Morgan Stanley reported in its latest proprietary Truckload Freight Index that volumes had improved but at a pace slower than the normal seasonality.
”On a seasonally-adjusted basis, our index has failed to show any improvement over the last 5-6 weeks,” said Morgan Stanley's Adam Longson and William Greene.
The analysts noted that while demand has improved as the US economy stabilized and inventories have normalized, truckload capacity remains abundant.
Rates remain near the trough levels reached earlier this year, they continued, although year-on-year declines are moderating on easier comparisons. Refrigerated (reefer) pricing may still be eroding–a potential negative for carriers with greater exposure. Moreover, fourth-quarter demand may disappoint if retailers choose not to build inventories ahead of an uncertain holiday season.

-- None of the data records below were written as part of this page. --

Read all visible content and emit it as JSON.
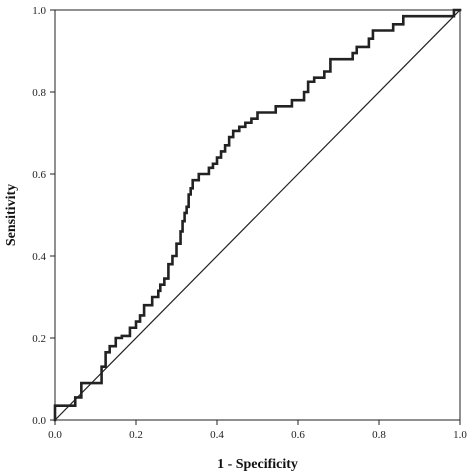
{
  "chart_data": {
    "type": "line",
    "title": "",
    "xlabel": "1 - Specificity",
    "ylabel": "Sensitivity",
    "xlim": [
      0,
      1
    ],
    "ylim": [
      0,
      1
    ],
    "grid": false,
    "x_ticks": [
      "0.0",
      "0.2",
      "0.4",
      "0.6",
      "0.8",
      "1.0"
    ],
    "y_ticks": [
      "0.0",
      "0.2",
      "0.4",
      "0.6",
      "0.8",
      "1.0"
    ],
    "series": [
      {
        "style": "roc-curve",
        "color": "#222222",
        "x": [
          0.0,
          0.0,
          0.05,
          0.05,
          0.065,
          0.065,
          0.075,
          0.075,
          0.115,
          0.115,
          0.125,
          0.125,
          0.135,
          0.135,
          0.15,
          0.15,
          0.165,
          0.165,
          0.185,
          0.185,
          0.2,
          0.2,
          0.21,
          0.21,
          0.22,
          0.22,
          0.24,
          0.24,
          0.255,
          0.255,
          0.26,
          0.26,
          0.27,
          0.27,
          0.28,
          0.28,
          0.29,
          0.29,
          0.3,
          0.3,
          0.31,
          0.31,
          0.315,
          0.315,
          0.32,
          0.32,
          0.325,
          0.325,
          0.33,
          0.33,
          0.335,
          0.335,
          0.34,
          0.34,
          0.345,
          0.345,
          0.355,
          0.355,
          0.38,
          0.38,
          0.39,
          0.39,
          0.4,
          0.4,
          0.41,
          0.41,
          0.42,
          0.42,
          0.43,
          0.43,
          0.44,
          0.44,
          0.455,
          0.455,
          0.47,
          0.47,
          0.485,
          0.485,
          0.5,
          0.5,
          0.545,
          0.545,
          0.585,
          0.585,
          0.615,
          0.615,
          0.625,
          0.625,
          0.64,
          0.64,
          0.665,
          0.665,
          0.67,
          0.67,
          0.68,
          0.68,
          0.735,
          0.735,
          0.745,
          0.745,
          0.775,
          0.775,
          0.785,
          0.785,
          0.835,
          0.835,
          0.86,
          0.86,
          0.985,
          0.985,
          1.0
        ],
        "y": [
          0.0,
          0.035,
          0.035,
          0.055,
          0.055,
          0.09,
          0.09,
          0.09,
          0.09,
          0.13,
          0.13,
          0.165,
          0.165,
          0.18,
          0.18,
          0.2,
          0.2,
          0.205,
          0.205,
          0.225,
          0.225,
          0.24,
          0.24,
          0.255,
          0.255,
          0.28,
          0.28,
          0.3,
          0.3,
          0.315,
          0.315,
          0.33,
          0.33,
          0.345,
          0.345,
          0.38,
          0.38,
          0.4,
          0.4,
          0.43,
          0.43,
          0.46,
          0.46,
          0.485,
          0.485,
          0.505,
          0.505,
          0.52,
          0.52,
          0.55,
          0.55,
          0.565,
          0.565,
          0.585,
          0.585,
          0.585,
          0.585,
          0.6,
          0.6,
          0.615,
          0.615,
          0.625,
          0.625,
          0.64,
          0.64,
          0.655,
          0.655,
          0.67,
          0.67,
          0.69,
          0.69,
          0.705,
          0.705,
          0.715,
          0.715,
          0.725,
          0.725,
          0.735,
          0.735,
          0.75,
          0.75,
          0.765,
          0.765,
          0.78,
          0.78,
          0.8,
          0.8,
          0.825,
          0.825,
          0.835,
          0.835,
          0.85,
          0.85,
          0.85,
          0.85,
          0.88,
          0.88,
          0.895,
          0.895,
          0.91,
          0.91,
          0.93,
          0.93,
          0.95,
          0.95,
          0.965,
          0.965,
          0.985,
          0.985,
          1.0,
          1.0
        ]
      },
      {
        "style": "reference-diagonal",
        "color": "#222222",
        "x": [
          0,
          1
        ],
        "y": [
          0,
          1
        ]
      }
    ]
  }
}
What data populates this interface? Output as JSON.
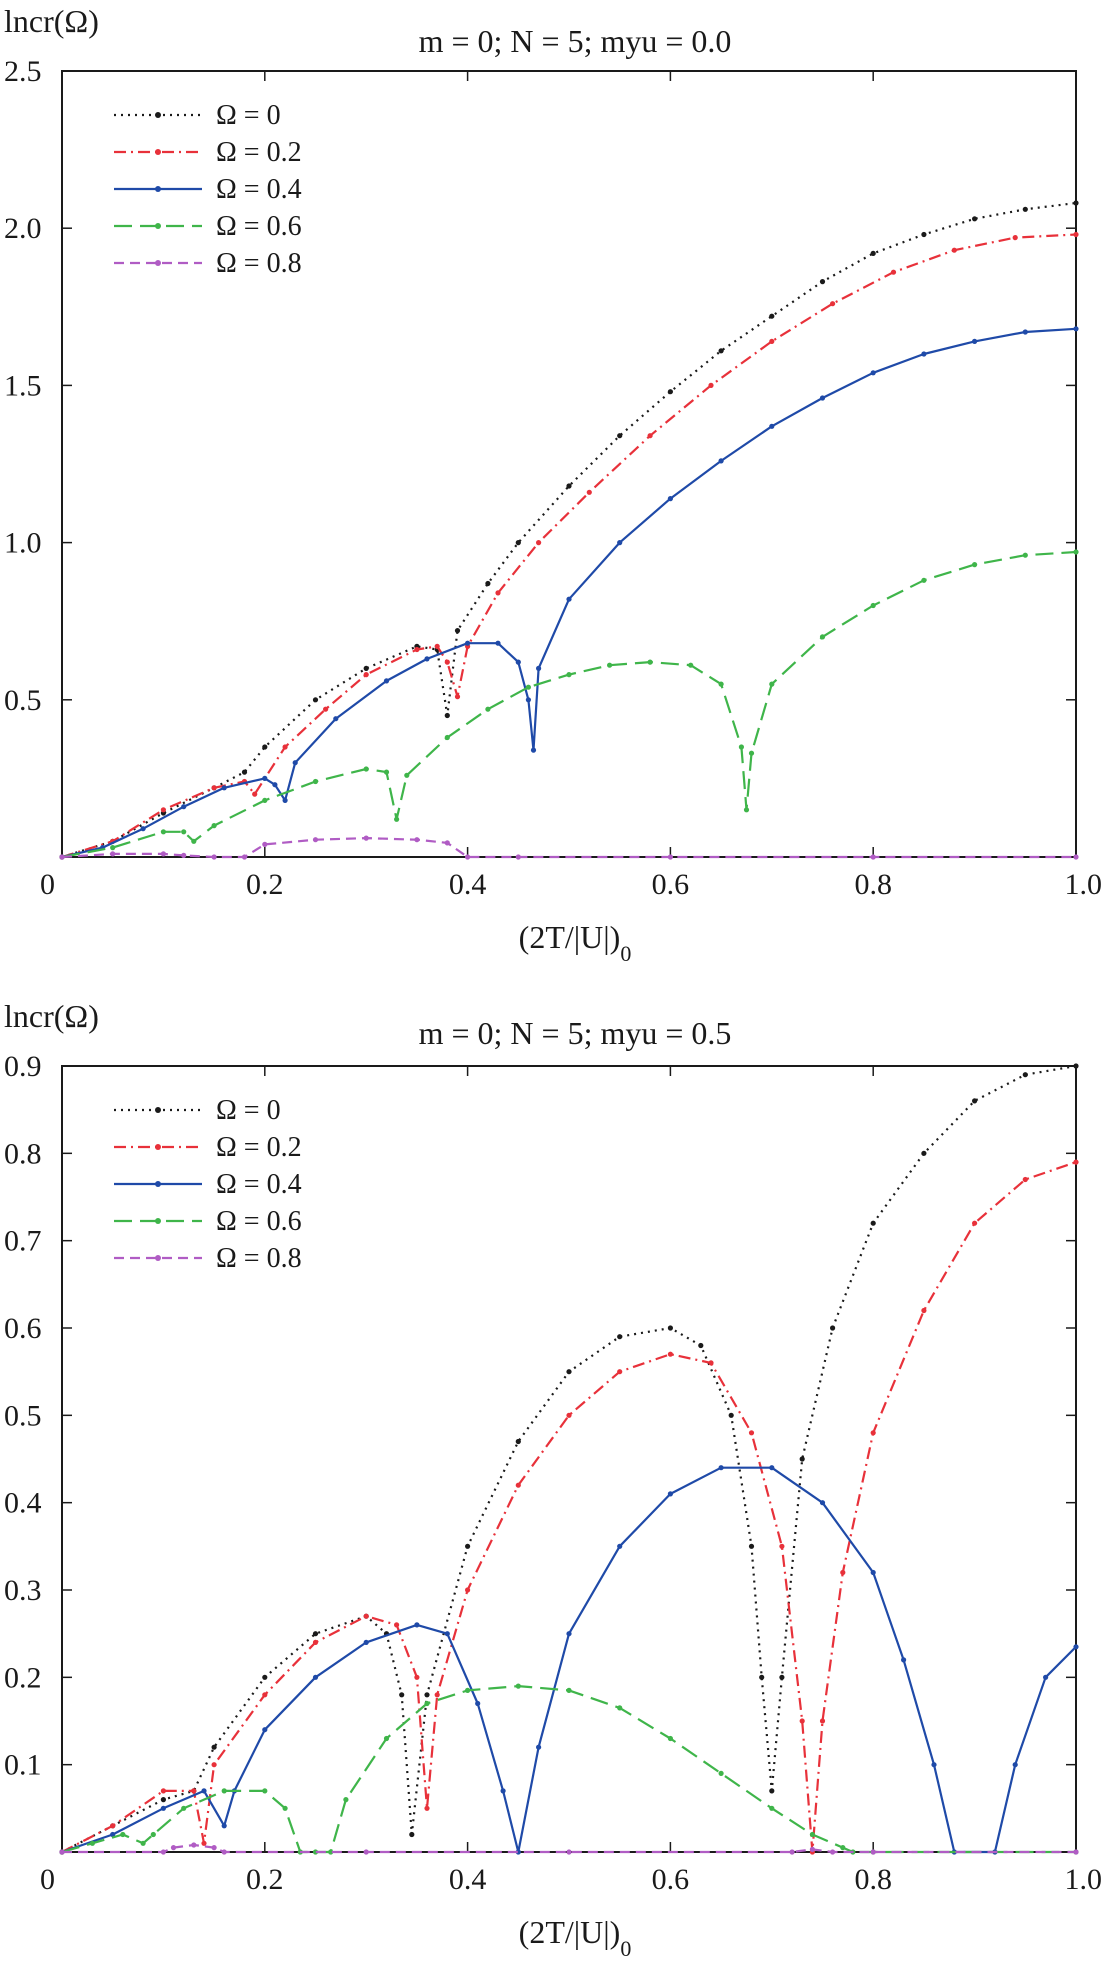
{
  "chart_data": [
    {
      "type": "line",
      "title": "m = 0; N = 5; myu = 0.0",
      "xlabel": "(2T/|U|)0",
      "ylabel": "lncr(Ω)",
      "xlim": [
        0,
        1.0
      ],
      "ylim": [
        0,
        2.5
      ],
      "xticks": [
        0,
        0.2,
        0.4,
        0.6,
        0.8,
        1.0
      ],
      "xtick_labels": [
        "0",
        "0.2",
        "0.4",
        "0.6",
        "0.8",
        "1.0"
      ],
      "yticks": [
        0.5,
        1.0,
        1.5,
        2.0,
        2.5
      ],
      "ytick_labels": [
        "0.5",
        "1.0",
        "1.5",
        "2.0",
        "2.5"
      ],
      "legend_position": "top-left",
      "series": [
        {
          "name": "Ω = 0",
          "color": "#1a1a1a",
          "dash": "dotted",
          "x": [
            0.0,
            0.05,
            0.1,
            0.15,
            0.18,
            0.2,
            0.25,
            0.3,
            0.35,
            0.37,
            0.38,
            0.39,
            0.42,
            0.45,
            0.5,
            0.55,
            0.6,
            0.65,
            0.7,
            0.75,
            0.8,
            0.85,
            0.9,
            0.95,
            1.0
          ],
          "y": [
            0.0,
            0.05,
            0.14,
            0.22,
            0.27,
            0.35,
            0.5,
            0.6,
            0.67,
            0.66,
            0.45,
            0.72,
            0.87,
            1.0,
            1.18,
            1.34,
            1.48,
            1.61,
            1.72,
            1.83,
            1.92,
            1.98,
            2.03,
            2.06,
            2.08
          ]
        },
        {
          "name": "Ω = 0.2",
          "color": "#e8313a",
          "dash": "dash-dot",
          "x": [
            0.0,
            0.05,
            0.1,
            0.15,
            0.18,
            0.19,
            0.22,
            0.26,
            0.3,
            0.35,
            0.37,
            0.38,
            0.39,
            0.4,
            0.43,
            0.47,
            0.52,
            0.58,
            0.64,
            0.7,
            0.76,
            0.82,
            0.88,
            0.94,
            1.0
          ],
          "y": [
            0.0,
            0.05,
            0.15,
            0.22,
            0.24,
            0.2,
            0.35,
            0.47,
            0.58,
            0.66,
            0.67,
            0.62,
            0.51,
            0.67,
            0.84,
            1.0,
            1.16,
            1.34,
            1.5,
            1.64,
            1.76,
            1.86,
            1.93,
            1.97,
            1.98
          ]
        },
        {
          "name": "Ω = 0.4",
          "color": "#1f4aa8",
          "dash": "solid",
          "x": [
            0.0,
            0.04,
            0.08,
            0.12,
            0.16,
            0.2,
            0.21,
            0.22,
            0.23,
            0.27,
            0.32,
            0.36,
            0.4,
            0.43,
            0.45,
            0.46,
            0.465,
            0.47,
            0.5,
            0.55,
            0.6,
            0.65,
            0.7,
            0.75,
            0.8,
            0.85,
            0.9,
            0.95,
            1.0
          ],
          "y": [
            0.0,
            0.03,
            0.09,
            0.16,
            0.22,
            0.25,
            0.23,
            0.18,
            0.3,
            0.44,
            0.56,
            0.63,
            0.68,
            0.68,
            0.62,
            0.5,
            0.34,
            0.6,
            0.82,
            1.0,
            1.14,
            1.26,
            1.37,
            1.46,
            1.54,
            1.6,
            1.64,
            1.67,
            1.68
          ]
        },
        {
          "name": "Ω = 0.6",
          "color": "#3fb54a",
          "dash": "long-dash",
          "x": [
            0.0,
            0.05,
            0.1,
            0.12,
            0.13,
            0.15,
            0.2,
            0.25,
            0.3,
            0.32,
            0.33,
            0.34,
            0.38,
            0.42,
            0.46,
            0.5,
            0.54,
            0.58,
            0.62,
            0.65,
            0.67,
            0.675,
            0.68,
            0.7,
            0.75,
            0.8,
            0.85,
            0.9,
            0.95,
            1.0
          ],
          "y": [
            0.0,
            0.03,
            0.08,
            0.08,
            0.05,
            0.1,
            0.18,
            0.24,
            0.28,
            0.27,
            0.12,
            0.26,
            0.38,
            0.47,
            0.54,
            0.58,
            0.61,
            0.62,
            0.61,
            0.55,
            0.35,
            0.15,
            0.33,
            0.55,
            0.7,
            0.8,
            0.88,
            0.93,
            0.96,
            0.97
          ]
        },
        {
          "name": "Ω = 0.8",
          "color": "#b05cc4",
          "dash": "dashed",
          "x": [
            0.0,
            0.05,
            0.1,
            0.12,
            0.15,
            0.18,
            0.2,
            0.25,
            0.3,
            0.35,
            0.38,
            0.4,
            0.45,
            0.6,
            0.8,
            1.0
          ],
          "y": [
            0.0,
            0.01,
            0.01,
            0.005,
            0.0,
            0.0,
            0.04,
            0.055,
            0.06,
            0.055,
            0.045,
            0.0,
            0.0,
            0.0,
            0.0,
            0.0
          ]
        }
      ]
    },
    {
      "type": "line",
      "title": "m = 0; N = 5; myu = 0.5",
      "xlabel": "(2T/|U|)0",
      "ylabel": "lncr(Ω)",
      "xlim": [
        0,
        1.0
      ],
      "ylim": [
        0,
        0.9
      ],
      "xticks": [
        0,
        0.2,
        0.4,
        0.6,
        0.8,
        1.0
      ],
      "xtick_labels": [
        "0",
        "0.2",
        "0.4",
        "0.6",
        "0.8",
        "1.0"
      ],
      "yticks": [
        0.1,
        0.2,
        0.3,
        0.4,
        0.5,
        0.6,
        0.7,
        0.8,
        0.9
      ],
      "ytick_labels": [
        "0.1",
        "0.2",
        "0.3",
        "0.4",
        "0.5",
        "0.6",
        "0.7",
        "0.8",
        "0.9"
      ],
      "legend_position": "top-left",
      "series": [
        {
          "name": "Ω = 0",
          "color": "#1a1a1a",
          "dash": "dotted",
          "x": [
            0.0,
            0.05,
            0.1,
            0.13,
            0.15,
            0.2,
            0.25,
            0.3,
            0.32,
            0.335,
            0.345,
            0.36,
            0.4,
            0.45,
            0.5,
            0.55,
            0.6,
            0.63,
            0.66,
            0.68,
            0.69,
            0.7,
            0.71,
            0.73,
            0.76,
            0.8,
            0.85,
            0.9,
            0.95,
            1.0
          ],
          "y": [
            0.0,
            0.03,
            0.06,
            0.07,
            0.12,
            0.2,
            0.25,
            0.27,
            0.25,
            0.18,
            0.02,
            0.18,
            0.35,
            0.47,
            0.55,
            0.59,
            0.6,
            0.58,
            0.5,
            0.35,
            0.2,
            0.07,
            0.2,
            0.45,
            0.6,
            0.72,
            0.8,
            0.86,
            0.89,
            0.9
          ]
        },
        {
          "name": "Ω = 0.2",
          "color": "#e8313a",
          "dash": "dash-dot",
          "x": [
            0.0,
            0.05,
            0.1,
            0.13,
            0.14,
            0.15,
            0.2,
            0.25,
            0.3,
            0.33,
            0.35,
            0.36,
            0.37,
            0.4,
            0.45,
            0.5,
            0.55,
            0.6,
            0.64,
            0.68,
            0.71,
            0.73,
            0.74,
            0.75,
            0.77,
            0.8,
            0.85,
            0.9,
            0.95,
            1.0
          ],
          "y": [
            0.0,
            0.03,
            0.07,
            0.07,
            0.01,
            0.1,
            0.18,
            0.24,
            0.27,
            0.26,
            0.2,
            0.05,
            0.18,
            0.3,
            0.42,
            0.5,
            0.55,
            0.57,
            0.56,
            0.48,
            0.35,
            0.15,
            0.0,
            0.15,
            0.32,
            0.48,
            0.62,
            0.72,
            0.77,
            0.79
          ]
        },
        {
          "name": "Ω = 0.4",
          "color": "#1f4aa8",
          "dash": "solid",
          "x": [
            0.0,
            0.05,
            0.1,
            0.14,
            0.16,
            0.17,
            0.2,
            0.25,
            0.3,
            0.35,
            0.38,
            0.41,
            0.435,
            0.45,
            0.47,
            0.5,
            0.55,
            0.6,
            0.65,
            0.7,
            0.75,
            0.8,
            0.83,
            0.86,
            0.88,
            0.92,
            0.94,
            0.97,
            1.0
          ],
          "y": [
            0.0,
            0.02,
            0.05,
            0.07,
            0.03,
            0.07,
            0.14,
            0.2,
            0.24,
            0.26,
            0.25,
            0.17,
            0.07,
            0.0,
            0.12,
            0.25,
            0.35,
            0.41,
            0.44,
            0.44,
            0.4,
            0.32,
            0.22,
            0.1,
            0.0,
            0.0,
            0.1,
            0.2,
            0.235
          ]
        },
        {
          "name": "Ω = 0.6",
          "color": "#3fb54a",
          "dash": "long-dash",
          "x": [
            0.0,
            0.03,
            0.06,
            0.08,
            0.09,
            0.12,
            0.16,
            0.2,
            0.22,
            0.235,
            0.25,
            0.265,
            0.28,
            0.32,
            0.36,
            0.4,
            0.45,
            0.5,
            0.55,
            0.6,
            0.65,
            0.7,
            0.74,
            0.77,
            0.78,
            0.8,
            1.0
          ],
          "y": [
            0.0,
            0.01,
            0.02,
            0.01,
            0.02,
            0.05,
            0.07,
            0.07,
            0.05,
            0.0,
            0.0,
            0.0,
            0.06,
            0.13,
            0.17,
            0.185,
            0.19,
            0.185,
            0.165,
            0.13,
            0.09,
            0.05,
            0.02,
            0.005,
            0.0,
            0.0,
            0.0
          ]
        },
        {
          "name": "Ω = 0.8",
          "color": "#b05cc4",
          "dash": "dashed",
          "x": [
            0.0,
            0.1,
            0.11,
            0.13,
            0.15,
            0.16,
            0.3,
            0.5,
            0.72,
            0.74,
            0.76,
            0.8,
            1.0
          ],
          "y": [
            0.0,
            0.0,
            0.005,
            0.008,
            0.005,
            0.0,
            0.0,
            0.0,
            0.0,
            0.003,
            0.0,
            0.0,
            0.0
          ]
        }
      ]
    }
  ]
}
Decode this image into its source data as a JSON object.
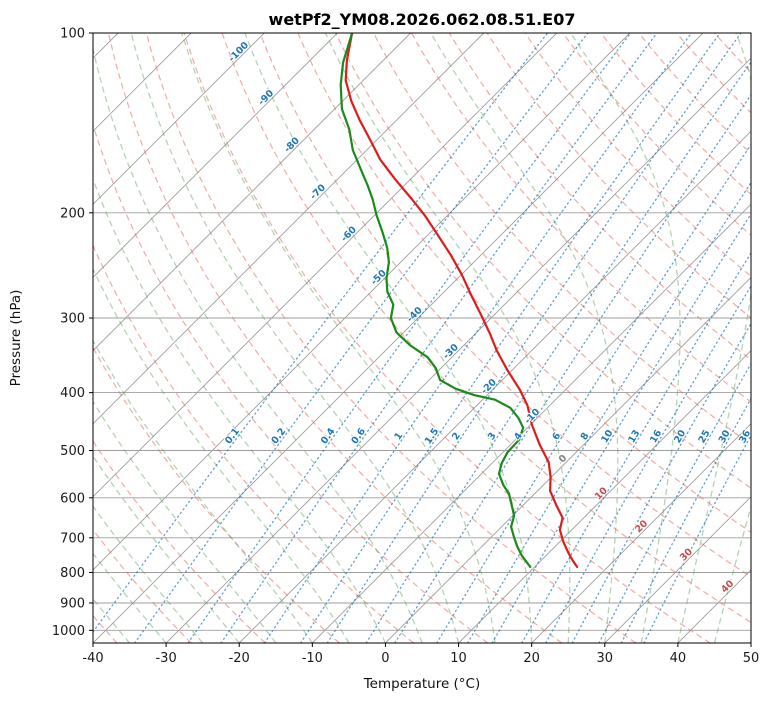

Among positive signs highlighted by the analysts, at current levels, the Morgan Stanley index could show year-on-year improvement by mid-to-late October as carriers lap easier comparisons. The index also indicated a notable improvement in demand at the end of September. “It’s too early to tell if this is typical end-of-month shipping, which quickly subsides, or a sign of better times to come,” noted the analysts. “But the magnitude was greater than during recent months.” If retailers continue to drive down inventories, they said, any sudden uptick in retail demand could translate into a rapid increase in truckload services to avoid out-of-stocks.